我遇到了一种情况,需要我弹出一个窗口,让用户在关闭后根据用户输入做出选择,并发出另一个http请求。弹出窗口后,我不知道如何等待。
async function checkRemote(url1, url2)  {
    var resp
    resp = await fetch(url1).then(r => r.json())
    if (r.condition1 == 100) {
        setState({showPopup: true}) //in a reactjs app
        //how do I do await here to wait for the popup being closed
        //get the user choice in variable "proceed"
    }
    if (proceed) {
        resp = await fetch(url2)
        //do some more work
    }
}发布于 2018-06-25 05:34:01
创建promise,在popup closed事件处理程序中解析它,并在函数中等待它。
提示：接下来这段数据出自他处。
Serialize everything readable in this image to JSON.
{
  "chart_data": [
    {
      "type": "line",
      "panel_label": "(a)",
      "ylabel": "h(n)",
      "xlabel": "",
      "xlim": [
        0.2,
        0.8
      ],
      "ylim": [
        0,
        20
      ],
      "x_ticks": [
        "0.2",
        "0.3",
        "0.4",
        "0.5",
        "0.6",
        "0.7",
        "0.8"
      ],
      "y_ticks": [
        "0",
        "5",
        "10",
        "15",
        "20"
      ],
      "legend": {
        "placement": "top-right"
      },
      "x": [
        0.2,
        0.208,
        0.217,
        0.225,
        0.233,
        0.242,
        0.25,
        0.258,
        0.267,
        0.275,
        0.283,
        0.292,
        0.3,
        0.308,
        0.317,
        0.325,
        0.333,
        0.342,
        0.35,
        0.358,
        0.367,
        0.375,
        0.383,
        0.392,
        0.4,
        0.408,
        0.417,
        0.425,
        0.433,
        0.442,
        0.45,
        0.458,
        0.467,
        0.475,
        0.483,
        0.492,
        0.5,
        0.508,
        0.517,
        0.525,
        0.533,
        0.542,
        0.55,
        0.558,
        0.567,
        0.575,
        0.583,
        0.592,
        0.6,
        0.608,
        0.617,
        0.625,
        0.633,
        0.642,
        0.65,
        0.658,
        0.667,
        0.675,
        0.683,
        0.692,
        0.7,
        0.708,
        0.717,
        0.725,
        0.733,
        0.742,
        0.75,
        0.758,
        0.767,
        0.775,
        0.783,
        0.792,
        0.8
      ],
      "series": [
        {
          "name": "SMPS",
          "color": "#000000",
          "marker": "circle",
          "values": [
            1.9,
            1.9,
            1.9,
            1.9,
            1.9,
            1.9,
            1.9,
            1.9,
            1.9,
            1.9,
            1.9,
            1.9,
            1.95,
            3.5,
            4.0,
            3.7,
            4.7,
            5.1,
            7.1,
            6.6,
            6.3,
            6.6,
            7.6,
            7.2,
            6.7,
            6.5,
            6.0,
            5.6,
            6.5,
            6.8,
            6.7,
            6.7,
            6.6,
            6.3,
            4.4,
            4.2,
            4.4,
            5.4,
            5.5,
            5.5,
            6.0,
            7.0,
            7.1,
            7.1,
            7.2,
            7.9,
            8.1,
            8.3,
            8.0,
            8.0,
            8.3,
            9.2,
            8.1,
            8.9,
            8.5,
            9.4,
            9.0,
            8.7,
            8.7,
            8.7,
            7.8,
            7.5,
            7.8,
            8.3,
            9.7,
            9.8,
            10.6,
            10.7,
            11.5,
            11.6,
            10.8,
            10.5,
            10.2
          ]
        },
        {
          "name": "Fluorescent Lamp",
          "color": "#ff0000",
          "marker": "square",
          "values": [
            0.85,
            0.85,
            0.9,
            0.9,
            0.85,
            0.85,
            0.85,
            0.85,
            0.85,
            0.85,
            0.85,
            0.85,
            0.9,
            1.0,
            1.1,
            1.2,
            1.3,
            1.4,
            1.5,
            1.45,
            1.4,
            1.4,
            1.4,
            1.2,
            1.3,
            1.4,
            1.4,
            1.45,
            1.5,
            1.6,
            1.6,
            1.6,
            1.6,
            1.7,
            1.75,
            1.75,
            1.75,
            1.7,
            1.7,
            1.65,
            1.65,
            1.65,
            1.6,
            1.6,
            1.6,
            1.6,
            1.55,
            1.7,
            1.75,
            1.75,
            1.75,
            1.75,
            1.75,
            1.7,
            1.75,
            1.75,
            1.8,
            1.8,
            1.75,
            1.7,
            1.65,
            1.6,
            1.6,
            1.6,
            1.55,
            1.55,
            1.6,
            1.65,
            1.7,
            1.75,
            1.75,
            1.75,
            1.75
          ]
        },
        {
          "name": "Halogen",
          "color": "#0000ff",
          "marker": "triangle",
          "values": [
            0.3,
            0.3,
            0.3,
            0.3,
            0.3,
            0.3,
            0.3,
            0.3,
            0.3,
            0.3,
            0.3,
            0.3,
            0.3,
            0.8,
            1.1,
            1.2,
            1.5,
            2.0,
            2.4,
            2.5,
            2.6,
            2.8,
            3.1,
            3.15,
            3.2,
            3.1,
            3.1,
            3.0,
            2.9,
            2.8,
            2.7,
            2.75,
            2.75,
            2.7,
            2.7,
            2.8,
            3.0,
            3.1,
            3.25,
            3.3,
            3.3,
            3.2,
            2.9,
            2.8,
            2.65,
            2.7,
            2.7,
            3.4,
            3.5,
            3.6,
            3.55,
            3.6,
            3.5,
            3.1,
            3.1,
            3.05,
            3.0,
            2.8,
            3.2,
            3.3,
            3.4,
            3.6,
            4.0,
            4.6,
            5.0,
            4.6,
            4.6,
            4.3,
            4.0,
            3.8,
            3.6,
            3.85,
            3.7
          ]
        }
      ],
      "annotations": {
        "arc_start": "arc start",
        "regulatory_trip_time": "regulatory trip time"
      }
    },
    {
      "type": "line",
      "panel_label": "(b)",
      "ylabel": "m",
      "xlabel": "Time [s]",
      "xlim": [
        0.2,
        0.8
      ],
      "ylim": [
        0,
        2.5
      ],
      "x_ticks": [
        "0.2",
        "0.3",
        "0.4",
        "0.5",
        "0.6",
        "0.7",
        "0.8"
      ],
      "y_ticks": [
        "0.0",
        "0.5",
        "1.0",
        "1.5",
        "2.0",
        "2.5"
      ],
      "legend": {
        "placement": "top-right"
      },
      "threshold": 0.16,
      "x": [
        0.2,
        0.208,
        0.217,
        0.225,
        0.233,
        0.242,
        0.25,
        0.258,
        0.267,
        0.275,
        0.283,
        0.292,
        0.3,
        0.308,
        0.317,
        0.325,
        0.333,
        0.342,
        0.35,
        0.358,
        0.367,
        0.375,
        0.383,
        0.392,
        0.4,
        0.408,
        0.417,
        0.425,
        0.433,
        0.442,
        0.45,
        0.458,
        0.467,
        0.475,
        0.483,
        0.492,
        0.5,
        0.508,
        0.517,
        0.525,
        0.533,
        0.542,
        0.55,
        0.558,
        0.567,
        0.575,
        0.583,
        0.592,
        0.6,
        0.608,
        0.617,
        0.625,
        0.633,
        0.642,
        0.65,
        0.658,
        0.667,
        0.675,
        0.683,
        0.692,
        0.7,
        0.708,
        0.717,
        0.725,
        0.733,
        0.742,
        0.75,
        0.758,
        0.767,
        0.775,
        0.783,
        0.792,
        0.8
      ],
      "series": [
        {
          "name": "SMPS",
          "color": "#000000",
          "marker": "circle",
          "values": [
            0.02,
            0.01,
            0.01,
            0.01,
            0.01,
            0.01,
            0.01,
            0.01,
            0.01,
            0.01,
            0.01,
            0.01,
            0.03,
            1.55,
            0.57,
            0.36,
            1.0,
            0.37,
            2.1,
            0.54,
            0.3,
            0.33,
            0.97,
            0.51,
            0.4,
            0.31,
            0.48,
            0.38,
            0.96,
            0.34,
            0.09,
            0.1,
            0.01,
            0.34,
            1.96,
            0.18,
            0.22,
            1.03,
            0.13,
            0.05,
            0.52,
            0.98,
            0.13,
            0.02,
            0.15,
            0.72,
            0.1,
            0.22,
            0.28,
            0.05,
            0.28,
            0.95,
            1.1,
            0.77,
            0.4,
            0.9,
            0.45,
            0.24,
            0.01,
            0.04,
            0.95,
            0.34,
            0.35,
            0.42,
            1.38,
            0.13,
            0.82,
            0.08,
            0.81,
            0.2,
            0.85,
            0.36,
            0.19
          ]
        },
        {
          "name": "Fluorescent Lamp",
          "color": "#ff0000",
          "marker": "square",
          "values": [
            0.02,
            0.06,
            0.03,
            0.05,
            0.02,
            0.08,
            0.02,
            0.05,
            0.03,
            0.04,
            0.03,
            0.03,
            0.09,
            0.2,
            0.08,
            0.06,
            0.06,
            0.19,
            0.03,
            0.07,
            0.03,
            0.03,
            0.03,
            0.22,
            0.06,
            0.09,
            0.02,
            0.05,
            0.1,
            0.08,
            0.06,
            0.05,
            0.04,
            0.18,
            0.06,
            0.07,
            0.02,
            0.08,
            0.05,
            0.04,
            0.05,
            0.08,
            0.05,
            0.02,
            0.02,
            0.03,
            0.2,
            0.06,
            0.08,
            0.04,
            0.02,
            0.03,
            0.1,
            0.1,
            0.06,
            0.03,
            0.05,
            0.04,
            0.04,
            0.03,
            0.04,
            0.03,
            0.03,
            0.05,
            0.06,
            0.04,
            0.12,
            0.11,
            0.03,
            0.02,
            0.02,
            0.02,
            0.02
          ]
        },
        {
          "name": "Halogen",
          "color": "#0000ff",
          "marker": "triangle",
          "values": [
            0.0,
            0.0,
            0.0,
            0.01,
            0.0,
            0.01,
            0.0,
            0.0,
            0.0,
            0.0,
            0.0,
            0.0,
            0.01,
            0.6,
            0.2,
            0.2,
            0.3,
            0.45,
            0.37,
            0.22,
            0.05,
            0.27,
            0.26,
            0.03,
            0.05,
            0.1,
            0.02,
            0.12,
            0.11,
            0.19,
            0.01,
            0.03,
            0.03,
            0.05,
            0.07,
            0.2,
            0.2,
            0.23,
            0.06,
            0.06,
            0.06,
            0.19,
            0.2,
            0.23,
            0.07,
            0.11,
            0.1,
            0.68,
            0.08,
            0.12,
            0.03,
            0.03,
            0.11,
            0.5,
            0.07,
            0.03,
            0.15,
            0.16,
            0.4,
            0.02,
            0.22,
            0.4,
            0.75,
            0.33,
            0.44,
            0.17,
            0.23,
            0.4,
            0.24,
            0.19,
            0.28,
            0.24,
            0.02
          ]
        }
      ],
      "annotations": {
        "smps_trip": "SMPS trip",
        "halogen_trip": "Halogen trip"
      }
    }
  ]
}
var popupClosed = new Promise(function(resolve, reject) {
   // create popup close handler, and call  resolve in it
});
async function checkRemote(url1, url2)  {
    var resp
    resp = await fetch(url1).then(r => r.json())
    if (r.condition1 == 100) {
        setState({showPopup: true}) //in a reactjs app
        var closed = await popupClosed;
    }
    if (proceed) {
        resp = await fetch(url2)
        //do some more work
    }
}发布于 2018-06-26 22:11:21
基于@hikmat-gurbanli的回答,这里有一个可行的解决方案。其思想是保存resolve函数,以便将来某个句柄可以调用它来解除异步函数的阻塞。
const fetch = require('node-fetch')
var savedResolve;
test("http://localhost/prod/te.php");
async function test(url) {
    await checkRemote(url)
    console.log("completed")
}
var popupClosed = new Promise(function(resolve, reject) {
   // create popup close handler, and call  resolve in it
   console.log("got here")
   savedResolve = resolve;
});
async function checkRemote(url1)  {
    var resp
    resp = await fetch(url1).then(r => r.text())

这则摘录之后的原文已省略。